Плащ Рахманинова - Руссо Джордж
Но мы говорили по телефону. Эвелин утверждала, что бросила прежнюю жизнь, потому что хотела понять, что лежало в основе меланхолии Рахманинова (по ее выражению), и через его горе понять свое собственное. Если он мог пересечь океан в те годы, когда еще не было самолетов, то и она сможет пересечь страну. Еще она назвала себя эмигранткой — пожизненной эмигранткой, потерявшей столь важную для нее концертную карьеру, сына, мужа и, наконец, родной Нью-Йорк.
Ее голос в трубке теперь звучал спокойнее, она говорила яснее и казалась даже слишком трезвомыслящей, словно ее пассивная разумность была результатом какого-то дурмана. Я сказал ей, что летом уезжаю проводить исследования в Лондоне и вернусь в конце сентября.
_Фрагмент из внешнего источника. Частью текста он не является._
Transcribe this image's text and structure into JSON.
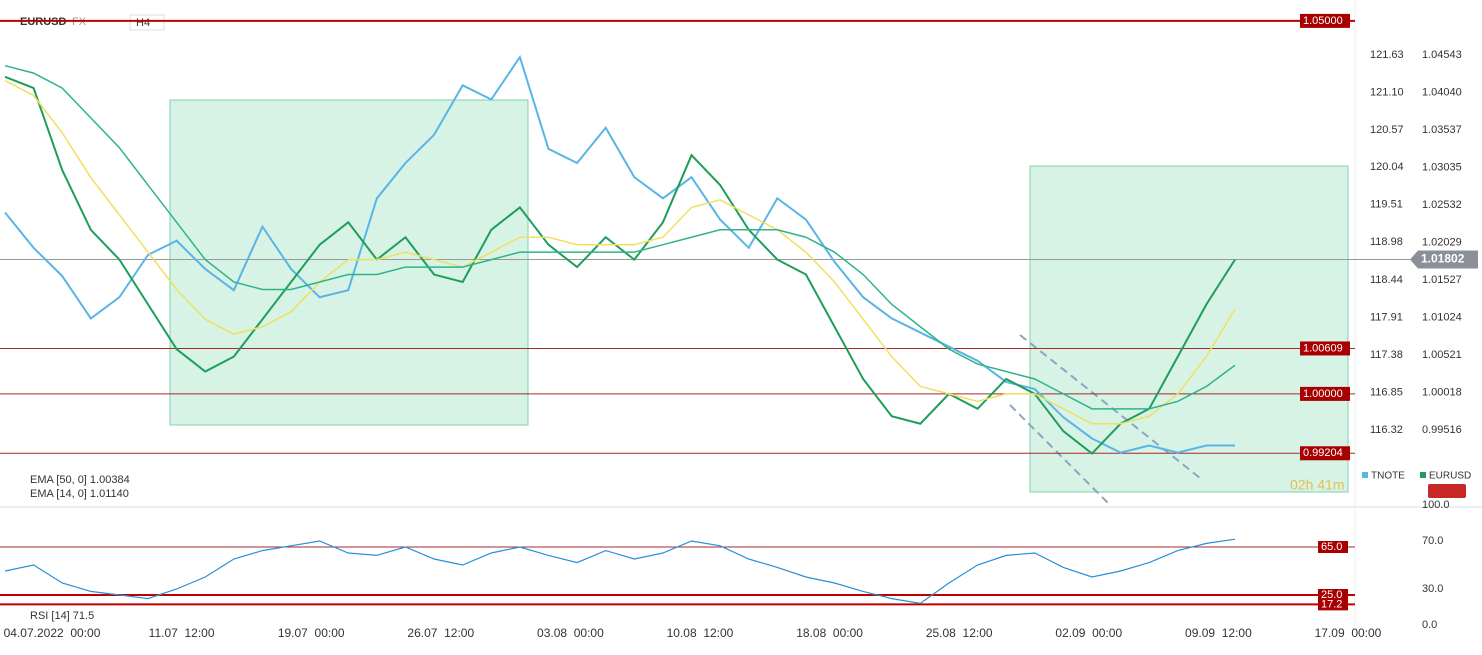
{
  "header": {
    "symbol": "EURUSD",
    "market": "FX",
    "timeframe": "H4"
  },
  "eurusd_ticks": [
    {
      "value": 1.04543,
      "label": "1.04543"
    },
    {
      "value": 1.0404,
      "label": "1.04040"
    },
    {
      "value": 1.03537,
      "label": "1.03537"
    },
    {
      "value": 1.03035,
      "label": "1.03035"
    },
    {
      "value": 1.02532,
      "label": "1.02532"
    },
    {
      "value": 1.02029,
      "label": "1.02029"
    },
    {
      "value": 1.01527,
      "label": "1.01527"
    },
    {
      "value": 1.01024,
      "label": "1.01024"
    },
    {
      "value": 1.00521,
      "label": "1.00521"
    },
    {
      "value": 1.00018,
      "label": "1.00018"
    },
    {
      "value": 0.99516,
      "label": "0.99516"
    }
  ],
  "tnote_ticks": [
    {
      "value": 121.63,
      "label": "121.63"
    },
    {
      "value": 121.1,
      "label": "121.10"
    },
    {
      "value": 120.57,
      "label": "120.57"
    },
    {
      "value": 120.04,
      "label": "120.04"
    },
    {
      "value": 119.51,
      "label": "119.51"
    },
    {
      "value": 118.98,
      "label": "118.98"
    },
    {
      "value": 118.44,
      "label": "118.44"
    },
    {
      "value": 117.91,
      "label": "117.91"
    },
    {
      "value": 117.38,
      "label": "117.38"
    },
    {
      "value": 116.85,
      "label": "116.85"
    },
    {
      "value": 116.32,
      "label": "116.32"
    }
  ],
  "levels": [
    {
      "value": 1.05,
      "label": "1.05000"
    },
    {
      "value": 1.00609,
      "label": "1.00609"
    },
    {
      "value": 1.0,
      "label": "1.00000"
    },
    {
      "value": 0.99204,
      "label": "0.99204"
    }
  ],
  "current_price": {
    "value": 1.01802,
    "label": "1.01802"
  },
  "indicators": [
    "EMA [50, 0] 1.00384",
    "EMA [14, 0] 1.01140"
  ],
  "legend": [
    "TNOTE",
    "EURUSD"
  ],
  "timer": "02h 41m",
  "x_labels": [
    "04.07.2022  00:00",
    "11.07  12:00",
    "19.07  00:00",
    "26.07  12:00",
    "03.08  00:00",
    "10.08  12:00",
    "18.08  00:00",
    "25.08  12:00",
    "02.09  00:00",
    "09.09  12:00",
    "17.09  00:00"
  ],
  "series": [
    {
      "name": "TNOTE",
      "color": "#5ab4e6",
      "axis": "tnote",
      "values": [
        119.4,
        118.9,
        118.5,
        117.9,
        118.2,
        118.8,
        119.0,
        118.6,
        118.3,
        119.2,
        118.6,
        118.2,
        118.3,
        119.6,
        120.1,
        120.5,
        121.2,
        121.0,
        121.6,
        120.3,
        120.1,
        120.6,
        119.9,
        119.6,
        119.9,
        119.3,
        118.9,
        119.6,
        119.3,
        118.7,
        118.2,
        117.9,
        117.7,
        117.5,
        117.3,
        117.0,
        116.9,
        116.5,
        116.2,
        116.0,
        116.1,
        116.0,
        116.1,
        116.1
      ]
    },
    {
      "name": "EURUSD",
      "color": "#1e9e5a",
      "axis": "eurusd",
      "values": [
        1.0425,
        1.041,
        1.03,
        1.022,
        1.018,
        1.012,
        1.006,
        1.003,
        1.005,
        1.01,
        1.015,
        1.02,
        1.023,
        1.018,
        1.021,
        1.016,
        1.015,
        1.022,
        1.025,
        1.02,
        1.017,
        1.021,
        1.018,
        1.023,
        1.032,
        1.028,
        1.022,
        1.018,
        1.016,
        1.009,
        1.002,
        0.997,
        0.996,
        1.0,
        0.998,
        1.002,
        1.0,
        0.995,
        0.992,
        0.996,
        0.998,
        1.005,
        1.012,
        1.018
      ]
    },
    {
      "name": "EMA [14, 0]",
      "color": "#f0e060",
      "axis": "eurusd",
      "values": [
        1.042,
        1.04,
        1.035,
        1.029,
        1.024,
        1.019,
        1.014,
        1.01,
        1.008,
        1.009,
        1.011,
        1.015,
        1.018,
        1.018,
        1.019,
        1.018,
        1.017,
        1.019,
        1.021,
        1.021,
        1.02,
        1.02,
        1.02,
        1.021,
        1.025,
        1.026,
        1.024,
        1.022,
        1.019,
        1.015,
        1.01,
        1.005,
        1.001,
        1.0,
        0.999,
        1.0,
        1.0,
        0.998,
        0.996,
        0.996,
        0.997,
        1.0,
        1.005,
        1.0114
      ]
    },
    {
      "name": "EMA [50, 0]",
      "color": "#2fb38a",
      "axis": "eurusd",
      "values": [
        1.044,
        1.043,
        1.041,
        1.037,
        1.033,
        1.028,
        1.023,
        1.018,
        1.015,
        1.014,
        1.014,
        1.015,
        1.016,
        1.016,
        1.017,
        1.017,
        1.017,
        1.018,
        1.019,
        1.019,
        1.019,
        1.019,
        1.019,
        1.02,
        1.021,
        1.022,
        1.022,
        1.022,
        1.021,
        1.019,
        1.016,
        1.012,
        1.009,
        1.006,
        1.004,
        1.003,
        1.002,
        1.0,
        0.998,
        0.998,
        0.998,
        0.999,
        1.001,
        1.00384
      ]
    }
  ],
  "rsi": {
    "label": "RSI [14] 71.5",
    "ticks": [
      {
        "value": 100,
        "label": "100.0"
      },
      {
        "value": 70,
        "label": "70.0"
      },
      {
        "value": 30,
        "label": "30.0"
      },
      {
        "value": 0,
        "label": "0.0"
      }
    ],
    "levels": [
      {
        "value": 65,
        "label": "65.0"
      },
      {
        "value": 25,
        "label": "25.0"
      },
      {
        "value": 17.2,
        "label": "17.2"
      }
    ],
    "color": "#2a8fd8",
    "values": [
      45,
      50,
      35,
      28,
      25,
      22,
      30,
      40,
      55,
      62,
      66,
      70,
      60,
      58,
      65,
      55,
      50,
      60,
      65,
      58,
      52,
      62,
      55,
      60,
      70,
      66,
      55,
      48,
      40,
      35,
      28,
      22,
      18,
      35,
      50,
      58,
      60,
      48,
      40,
      45,
      52,
      62,
      68,
      71.5
    ]
  }
}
Она отправила мне несколько коротких писем, в которых не было никаких откровений: она обживается на новом месте и чувствует, что поступила правильно.
Когда я вернулся в Колумбийский университет, она стала менее предсказуемой: одну неделю вела себя спокойно, вторую — маниакально. Начался семестр, и я знал, что не смогу проводить с ней много времени. Я всего лишь первый год преподавал в Колумбийском университете и не слишком хорошо справлялся. В душе я оставался жителем Восточного побережья, неспособным, в отличие от Эвелин, легко переключиться. Я чувствовал, что, возможно, мне даже придется уйти, однако этого не случилось.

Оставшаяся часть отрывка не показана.